No decision on school
Another meeting and still no decision.
Students and parents of area high schools attending a Simcoe County District Board of Education meeting last night once again went home without an answer about the fate of their schools after the four-and-a-half hour session adjourned at 11 p. m.
On the line is the future of Elmvale District High School, Stayner Collegiate, Penetanguishene Secondary, Midland Secondary and Collingwood Collegiate.
Earlier this year, an accommodation review committee -- known as ARC 'B' -- was struck to make a recommendation to the school board about how to handle the future of the school.
The ARC recommended a five-school option, which would keep all five high schools open.

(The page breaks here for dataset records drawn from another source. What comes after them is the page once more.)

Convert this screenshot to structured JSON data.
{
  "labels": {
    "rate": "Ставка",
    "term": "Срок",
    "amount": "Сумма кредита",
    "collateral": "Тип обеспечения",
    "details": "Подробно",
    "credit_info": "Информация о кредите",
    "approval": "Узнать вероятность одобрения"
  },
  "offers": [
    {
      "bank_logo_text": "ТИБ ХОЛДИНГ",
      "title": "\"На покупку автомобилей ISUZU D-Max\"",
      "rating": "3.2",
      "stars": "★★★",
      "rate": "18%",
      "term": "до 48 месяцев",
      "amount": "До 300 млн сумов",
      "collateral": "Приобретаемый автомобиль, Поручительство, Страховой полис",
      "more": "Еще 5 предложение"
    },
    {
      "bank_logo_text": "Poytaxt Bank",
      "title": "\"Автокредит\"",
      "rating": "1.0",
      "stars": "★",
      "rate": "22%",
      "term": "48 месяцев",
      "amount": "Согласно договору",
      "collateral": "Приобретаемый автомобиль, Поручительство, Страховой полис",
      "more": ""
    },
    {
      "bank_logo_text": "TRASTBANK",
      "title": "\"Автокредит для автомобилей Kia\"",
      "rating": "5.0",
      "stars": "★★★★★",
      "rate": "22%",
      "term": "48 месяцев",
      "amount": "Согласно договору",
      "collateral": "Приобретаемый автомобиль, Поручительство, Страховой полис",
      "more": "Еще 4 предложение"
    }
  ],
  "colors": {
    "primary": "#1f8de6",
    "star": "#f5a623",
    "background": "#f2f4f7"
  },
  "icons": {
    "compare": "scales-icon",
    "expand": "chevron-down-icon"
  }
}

"The recommendations were (also) to reduce the extra capacity at MSS by right-sizing the building and renovating for programming, or by leasing out the space so that the board is not paying for unoccupied space, or requiring funding from the Ministry of Education for a school that is under 80 per cent capacity," said Lynn Brennan, a parent representative on the ARC 'B' committee.
The recommendations would also include upgrades to Elmvale District High School and Stayner Collegiate to address programming needs and the overcapacity issues at EDHS, which has 11 portables.
"Not a replacement school for EDHS, but an upgrade or retrofit," Brennan said.
But a report from board staff delivered after the presentation of the ARC recommendations suggested three schools would be enough: Collingwood Collegiate, Midland Secondary, and a new school serving Wasaga Beach and Elmvale.
That would mean the closing of high schools in Stayner, Penetanguishene, and the existing one in Elmvale.
Debate amongst trustees was heated at times.
Trustee Brad Saunders said last night reports from other accommodation review committees have been accepted in the past.
"Why wouldn't we show the same respect to members of ARC 'B'. I would encourage trustees to stand up for smaller schools in Simcoe County," he said.
"The board should be active and petition the Ministry of Education to support smaller high schools in our area, " Saunders added.
Trustees noted that excess capacity at the schools is at the heart of the debate and that funding from the ministry is based on enrollment. Student numbers are dropping across the county, although EDHS is at 160 per cent capacity.
Trustee Donna Armstrong suggested a rate increase would be in the works if the ARC 'B' recommendations were adopted.
"If we follow them, we can't maintain all these schools," she said.
By 11 p. m., trustees determined they couldn't make a decision and the meeting was adjourned.
Another special meeting will be scheduled, according to board spokesperson Debbie Clarke, adding the date and time has yet to be decided.